Demas – Demenz anders sehen lernen …

Demas-Screenshot

Demas-Screenshot

…ist ein internet-basiertes Programm, das von der Universität Stendhal-Magdeburg entwickelt wurde und für pflegende Angehörige von demenzkranken Menschen gedacht ist. Es bietet Schulung, Beratung und Austausch per Internet an und ist auf zehn Wochen angelegt.
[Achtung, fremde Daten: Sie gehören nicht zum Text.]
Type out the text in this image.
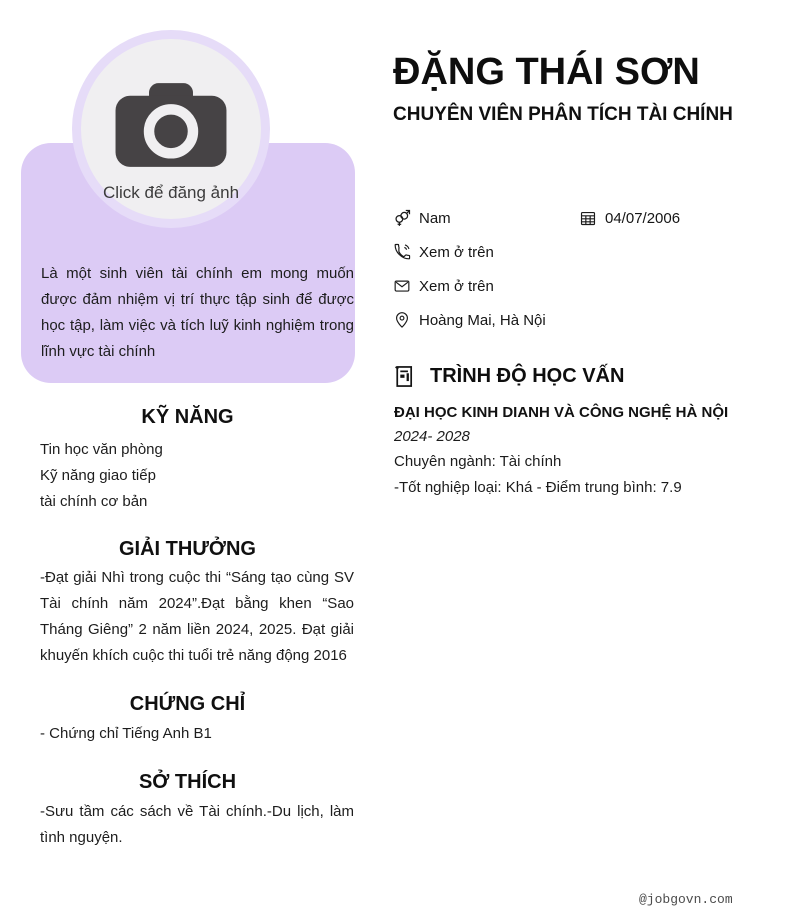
Click để đăng ảnh
Là một sinh viên tài chính em mong muốn được đảm nhiệm vị trí thực tập sinh để được học tập, làm việc và tích luỹ kinh nghiệm trong lĩnh vực tài chính
KỸ NĂNG
Tin học văn phòng
Kỹ năng giao tiếp
tài chính cơ bản
GIẢI THƯỞNG
-Đạt giải Nhì trong cuộc thi “Sáng tạo cùng SV Tài chính năm 2024”.Đạt bằng khen “Sao Tháng Giêng” 2 năm liền 2024, 2025. Đạt giải khuyến khích cuộc thi tuổi trẻ năng động 2016
CHỨNG CHỈ
- Chứng chỉ Tiếng Anh B1
SỞ THÍCH
-Sưu tầm các sách về Tài chính.-Du lịch, làm tình nguyện.
ĐẶNG THÁI SƠN
CHUYÊN VIÊN PHÂN TÍCH TÀI CHÍNH
Nam	04/07/2006
Xem ở trên
Xem ở trên
Hoàng Mai, Hà Nội
TRÌNH ĐỘ HỌC VẤN
ĐẠI HỌC KINH DIANH VÀ CÔNG NGHỆ HÀ NỘI
2024- 2028
Chuyên ngành: Tài chính
-Tốt nghiệp loại: Khá - Điểm trung bình: 7.9
@jobgovn.com
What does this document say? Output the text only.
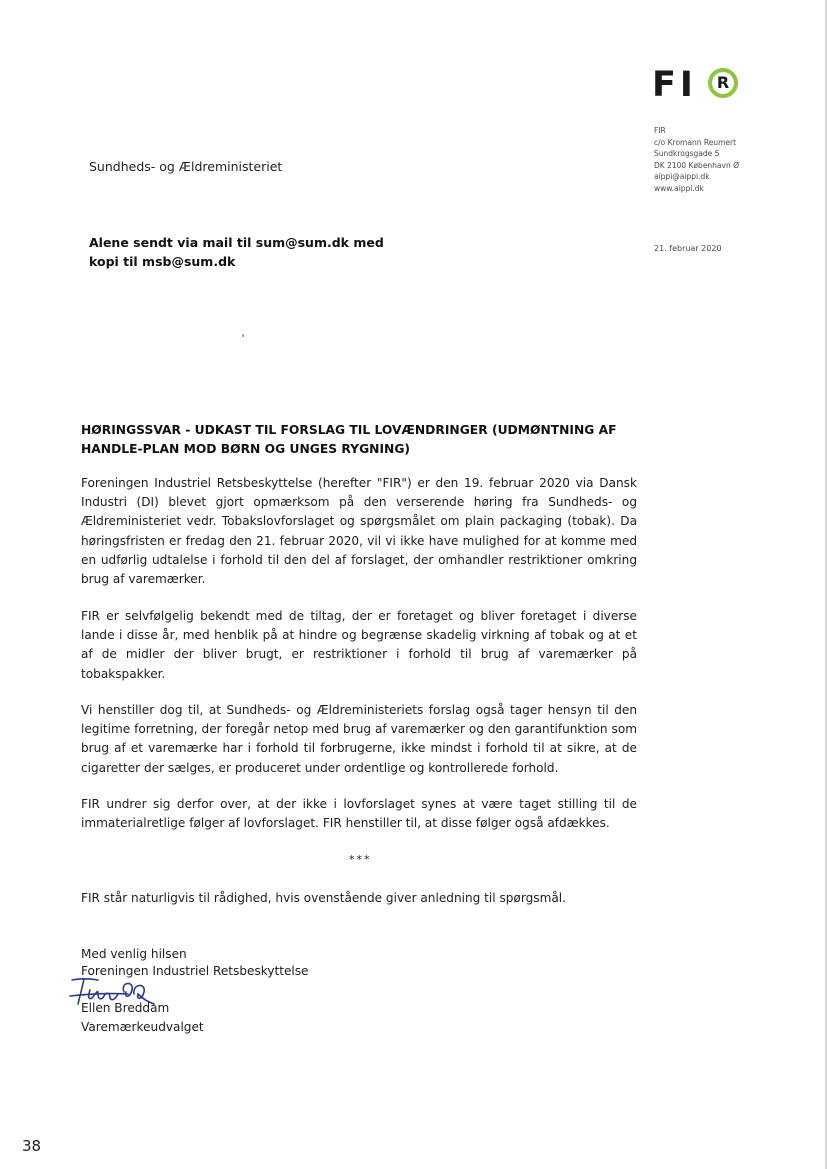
FI	R
FIR
c/o Kromann Reumert
Sundkrogsgade 5
DK 2100 København Ø
aippi@aippi.dk
www.aippi.dk
21. februar 2020
Sundheds- og Ældreministeriet
Alene sendt via mail til sum@sum.dk med
kopi til msb@sum.dk
HØRINGSSVAR - UDKAST TIL FORSLAG TIL LOVÆNDRINGER (UDMØNTNING AF HANDLE-PLAN MOD BØRN OG UNGES RYGNING)
Foreningen Industriel Retsbeskyttelse (herefter "FIR") er den 19. februar 2020 via Dansk Industri (DI) blevet gjort opmærksom på den verserende høring fra Sundheds- og Ældreministeriet vedr. Tobakslovforslaget og spørgsmålet om plain packaging (tobak). Da høringsfristen er fredag den 21. februar 2020, vil vi ikke have mulighed for at komme med en udførlig udtalelse i forhold til den del af forslaget, der omhandler restriktioner omkring brug af varemærker.
FIR er selvfølgelig bekendt med de tiltag, der er foretaget og bliver foretaget i diverse lande i disse år, med henblik på at hindre og begrænse skadelig virkning af tobak og at et af de midler der bliver brugt, er restriktioner i forhold til brug af varemærker på tobakspakker.
Vi henstiller dog til, at Sundheds- og Ældreministeriets forslag også tager hensyn til den legitime forretning, der foregår netop med brug af varemærker og den garantifunktion som brug af et varemærke har i forhold til forbrugerne, ikke mindst i forhold til at sikre, at de cigaretter der sælges, er produceret under ordentlige og kontrollerede forhold.
FIR undrer sig derfor over, at der ikke i lovforslaget synes at være taget stilling til de immaterialretlige følger af lovforslaget. FIR henstiller til, at disse følger også afdækkes.
***
FIR står naturligvis til rådighed, hvis ovenstående giver anledning til spørgsmål.
Med venlig hilsen
Foreningen Industriel Retsbeskyttelse
Ellen Breddam
Varemærkeudvalget
38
Auf der Internetseite des Angebots heißt es:

Die Bedienung ist sehr einfach ausgelegt, sodass grundlegende Computerkenntnisse für die Nutzung ausreichen. Wie im Bild dargestellt, laufen die Gruppensitzungen in einer Video-Konferenz ab. Das Bild- und Tonsignal jedes Teilnehmers wird somit direkt in den Gesprächsraum übertragen. Die psychologische Fachkraft, die die Schulungen leitet und die Gespräche moderiert, ist in der Mitte dargestellt. Damit die Gespräche nicht durcheinander laufen, müssen Wortmeldungen zuerst mittels Mausklick angezeigt werden. Ihr/e Gruppenleiter/in erteilt Ihnen dann das Wort.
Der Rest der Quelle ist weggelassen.